The spring before my 15th birthingyear, my life would change forever. Stories told to all acolytes and temple children that we once thought of as silly and dismissed would become real as the tears on my face, and my life would be entwined with another's; as well as the Goddess's herself.

A week before the Elders held their annual meeting with the outside villages; Tersan and Stera came to me when I was in the scholar's temple, assisting Mother Eydithe with recording that weeks' apple harvest numbers, and bade me accompany them to an audience with an Elder. My painter stick stopped midair, dripping the dark dye onto the records, but I did not care.

"You wish me to do what?" I whispered, my eyes grown huge in my skull. Mother Eydithe rapped my arm with her cane, reprimanding me for my lack of manners. Stera frowned at me.

"Muirne, this is quite a privilege to be present in an audience of one of the Elders! You speak as if we wish you to empty the shit buckets."

Eydithe snorted and grunted like a wiley old hog, mute as she was, appalled that we spoke the way we did in her presence. Tersan just shook her head, loose frays of her graying hair floated around her ears as she did so, making her look like a fae.

"Girl, I'll not tell you again. It's been requested of you, so we go. First, let's out you of that stained smock and get you into something more presentable."

Glancing at Mother Eydithe, who had no sympathy for me and shooed me away, I dropped the painter stick on the board and stood up, looking at everyone defiantly. "Well, if THEY requested ME, then that's what they will get!" and stomped off to my chamber.

Wringing my hands together and pacing in front of my window, as Stera shuffled around my clothing trunk and chattered away about whatever nonsense she was chirping, I began to feel sick, any bravado or bravery I had puffed up in the scholars temple was long gone and left me empty, afraid and faint. Sweat was gathering between my budding breasts and I felt as if I was going to float away.

"Stera… please… why me? I'm… This is me, for pity's sake! The girl who spilled the apple brandy basin all over the banquet table, and the Farsii tribesmen, last Samhain! I can't be seen by the Elders, or anyone they are seeing!"

The acolyte straightened up, an empathetic smile on her face as she held my best gown and mantle in her arms.

"Muirne, has anyone told you what your name means?" she asked, coming to sit near me on the bench under the window, smoothing out the wrinkled gown and laying it under the stiff mantle.

I sighed, irritated. "Of course I know what it means. 'To balance', and the old stories tell of my namesake the princess who stood as the peacekeeper between an angry Goddess and an ambitious King who thought to make himself a God to the people, striking down her sword of fire to the unfaithful and never wavering to remind the man he was only a man. She was the message that the Goddess would reward him in good faith if he remembered to curb that ambition. The peacekeeper and the King fell in love, and she died protecting him from a corrupt Lord vying for her hand and the kingdom. The Goddess in her compassion for her one true servant descended from the Heavens and transformed her body into a lake surrounding his castle so she could go on protecting him and the land even in death. No one can find her Lake because no one has been worthy to lay claim to the sword, the castle and the Crown left behind."
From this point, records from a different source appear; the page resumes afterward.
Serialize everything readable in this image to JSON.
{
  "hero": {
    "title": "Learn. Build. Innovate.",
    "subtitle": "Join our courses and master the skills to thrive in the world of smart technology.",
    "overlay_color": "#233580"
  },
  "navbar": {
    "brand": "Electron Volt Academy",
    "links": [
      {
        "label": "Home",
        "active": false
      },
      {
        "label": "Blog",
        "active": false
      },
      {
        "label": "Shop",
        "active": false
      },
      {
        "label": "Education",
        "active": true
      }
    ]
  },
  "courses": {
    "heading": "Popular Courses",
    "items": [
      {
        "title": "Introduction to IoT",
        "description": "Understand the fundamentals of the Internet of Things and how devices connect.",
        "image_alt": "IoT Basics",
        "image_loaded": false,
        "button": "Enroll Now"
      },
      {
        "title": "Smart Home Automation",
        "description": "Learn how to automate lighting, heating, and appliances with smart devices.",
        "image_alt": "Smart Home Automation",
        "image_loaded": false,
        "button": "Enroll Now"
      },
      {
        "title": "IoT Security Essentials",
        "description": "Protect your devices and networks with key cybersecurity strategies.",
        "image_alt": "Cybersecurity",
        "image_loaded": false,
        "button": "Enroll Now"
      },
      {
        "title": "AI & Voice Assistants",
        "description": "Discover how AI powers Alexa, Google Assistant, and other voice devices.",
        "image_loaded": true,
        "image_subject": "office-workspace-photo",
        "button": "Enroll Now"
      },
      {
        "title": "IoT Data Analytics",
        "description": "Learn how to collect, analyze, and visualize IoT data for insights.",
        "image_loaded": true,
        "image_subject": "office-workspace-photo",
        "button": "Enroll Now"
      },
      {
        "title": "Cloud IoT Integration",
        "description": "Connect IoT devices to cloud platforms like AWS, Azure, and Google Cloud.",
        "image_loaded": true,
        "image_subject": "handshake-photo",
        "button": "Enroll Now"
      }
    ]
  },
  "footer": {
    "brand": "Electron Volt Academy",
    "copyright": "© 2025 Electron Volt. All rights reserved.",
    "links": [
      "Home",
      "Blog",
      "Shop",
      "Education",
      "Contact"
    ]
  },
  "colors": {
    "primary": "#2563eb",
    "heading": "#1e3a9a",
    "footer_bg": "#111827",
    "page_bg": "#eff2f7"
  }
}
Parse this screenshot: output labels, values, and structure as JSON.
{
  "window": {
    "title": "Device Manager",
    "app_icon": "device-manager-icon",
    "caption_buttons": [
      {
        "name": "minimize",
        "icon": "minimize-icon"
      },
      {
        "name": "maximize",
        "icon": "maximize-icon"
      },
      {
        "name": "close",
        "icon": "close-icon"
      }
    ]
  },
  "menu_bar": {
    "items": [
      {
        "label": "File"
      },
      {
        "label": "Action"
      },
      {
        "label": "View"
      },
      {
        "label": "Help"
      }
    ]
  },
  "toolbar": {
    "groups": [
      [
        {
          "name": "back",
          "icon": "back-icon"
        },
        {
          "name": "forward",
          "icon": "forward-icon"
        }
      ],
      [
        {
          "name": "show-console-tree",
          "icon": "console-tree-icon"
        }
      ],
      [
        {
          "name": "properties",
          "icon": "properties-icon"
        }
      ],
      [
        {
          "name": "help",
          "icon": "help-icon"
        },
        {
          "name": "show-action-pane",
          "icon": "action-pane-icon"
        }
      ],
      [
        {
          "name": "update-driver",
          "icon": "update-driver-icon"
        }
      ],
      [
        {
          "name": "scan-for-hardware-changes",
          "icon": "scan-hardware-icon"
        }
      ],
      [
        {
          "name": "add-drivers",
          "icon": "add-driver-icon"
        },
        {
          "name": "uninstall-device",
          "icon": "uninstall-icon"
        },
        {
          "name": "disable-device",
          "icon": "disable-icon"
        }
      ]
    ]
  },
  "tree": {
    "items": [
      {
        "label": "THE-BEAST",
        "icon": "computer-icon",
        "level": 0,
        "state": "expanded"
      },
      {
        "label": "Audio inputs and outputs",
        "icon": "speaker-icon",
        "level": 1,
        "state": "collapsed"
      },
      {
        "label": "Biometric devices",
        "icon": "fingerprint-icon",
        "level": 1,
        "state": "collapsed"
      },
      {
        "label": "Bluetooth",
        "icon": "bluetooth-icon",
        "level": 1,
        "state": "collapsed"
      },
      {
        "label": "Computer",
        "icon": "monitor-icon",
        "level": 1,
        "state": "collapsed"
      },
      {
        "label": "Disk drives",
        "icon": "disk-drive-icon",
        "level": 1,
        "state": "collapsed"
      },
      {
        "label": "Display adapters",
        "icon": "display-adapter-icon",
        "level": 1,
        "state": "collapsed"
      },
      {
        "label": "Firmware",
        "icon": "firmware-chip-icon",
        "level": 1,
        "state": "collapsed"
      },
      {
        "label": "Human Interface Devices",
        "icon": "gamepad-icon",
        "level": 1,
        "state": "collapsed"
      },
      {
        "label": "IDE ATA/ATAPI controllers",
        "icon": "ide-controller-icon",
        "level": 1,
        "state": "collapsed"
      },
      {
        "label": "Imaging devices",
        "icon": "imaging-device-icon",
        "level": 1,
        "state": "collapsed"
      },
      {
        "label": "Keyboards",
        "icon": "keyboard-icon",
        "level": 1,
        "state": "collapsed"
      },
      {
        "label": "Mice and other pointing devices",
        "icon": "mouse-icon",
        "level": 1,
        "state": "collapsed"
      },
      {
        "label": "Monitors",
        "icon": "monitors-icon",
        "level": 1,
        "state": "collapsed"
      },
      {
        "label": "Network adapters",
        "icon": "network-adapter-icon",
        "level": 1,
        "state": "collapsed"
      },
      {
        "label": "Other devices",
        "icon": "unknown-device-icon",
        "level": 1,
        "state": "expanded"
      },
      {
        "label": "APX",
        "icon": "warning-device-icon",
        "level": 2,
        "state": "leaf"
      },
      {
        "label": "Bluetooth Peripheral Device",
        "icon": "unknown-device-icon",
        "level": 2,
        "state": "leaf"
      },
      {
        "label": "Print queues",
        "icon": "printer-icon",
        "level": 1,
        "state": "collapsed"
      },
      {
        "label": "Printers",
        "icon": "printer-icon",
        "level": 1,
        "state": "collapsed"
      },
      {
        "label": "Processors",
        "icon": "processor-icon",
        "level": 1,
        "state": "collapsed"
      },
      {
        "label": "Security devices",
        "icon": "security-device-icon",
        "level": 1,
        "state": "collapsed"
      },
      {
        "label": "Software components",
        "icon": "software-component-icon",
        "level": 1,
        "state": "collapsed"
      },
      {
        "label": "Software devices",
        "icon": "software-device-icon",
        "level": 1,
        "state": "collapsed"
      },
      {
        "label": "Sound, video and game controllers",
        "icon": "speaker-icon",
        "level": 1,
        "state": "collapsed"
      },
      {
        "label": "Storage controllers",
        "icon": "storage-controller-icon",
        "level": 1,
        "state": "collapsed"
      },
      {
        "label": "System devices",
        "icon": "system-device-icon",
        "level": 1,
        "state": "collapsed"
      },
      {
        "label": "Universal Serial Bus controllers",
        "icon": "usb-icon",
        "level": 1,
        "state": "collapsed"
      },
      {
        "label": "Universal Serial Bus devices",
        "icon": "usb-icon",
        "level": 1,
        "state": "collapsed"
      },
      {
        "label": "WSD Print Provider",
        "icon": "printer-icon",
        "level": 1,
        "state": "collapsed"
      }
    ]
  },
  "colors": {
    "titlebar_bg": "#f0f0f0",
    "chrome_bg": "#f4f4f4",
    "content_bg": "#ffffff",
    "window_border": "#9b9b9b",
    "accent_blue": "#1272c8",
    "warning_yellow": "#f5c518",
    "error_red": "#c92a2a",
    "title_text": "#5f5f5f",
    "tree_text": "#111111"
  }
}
Laying back on my pallet, I blew my breath out and stared at the ceiling of my room. "As if I could ever become anything near my namesake…" I whispered bitterly, "I'm not even pretty…"

My pallet shifted as Stera sat down next to me, and ran her fingers through my dark red hair, flung over my outstretched arms.

"Muirne… you've never seen your face when you are happy. Your blue eyes deepen to out-color the deepest part of the river, your face even with its new cream skin has an apple glow upon your cheeks, and your laughter rings up and down the halls like bells. No one tells you this because you're so damned firey in your moods. I recall a few moons back, you were so angry with the kitchen boy for dropping a bowl of milk and honey on your shoulder as he walked by you in the dine hall, all of the torches outside the main hall burst out of their iron holding and almost lit the stablemen on fire who was standing nearby."

I stiffened at her words, like a rabbit preparing to bolt, and avoided her gaze. She tugged on a lock of my hair nearest my left ear and bade me look at her. I glanced slowly up at her, and she was serious faced, her eyes betraying the tiny lines etched on each side showing early aging.

"You know why that happened, don't you?" she whispered. "Tersan and the Elders were arguing for hours about it, not knowing how it happened, if a servant had used too much oil on the wood."

I bit the inside of my cheek, a bad habit when I was caught in a lie that everyone could see, my cheek just slightly indented.

"I don't know what you mean, Stera… I only heard about it later as I was scrubbing the blasted honey out of my mantle. The poor stableman can never use his right arm again…" I trailed off, trying not to bring my arms down across me and hold myself as I do when I am desperate or sad.

Stera stared hard at me, seeing right through my façade, but sighed and stood up.

"Brush and plait your hair. I need to shake your gown out, as it looks you did not seem to do it last time you wore it. And wear slippers, for Goddess's sake, Edythe will have our arses if she catches you running around barefoot anymore. You are 14 now!"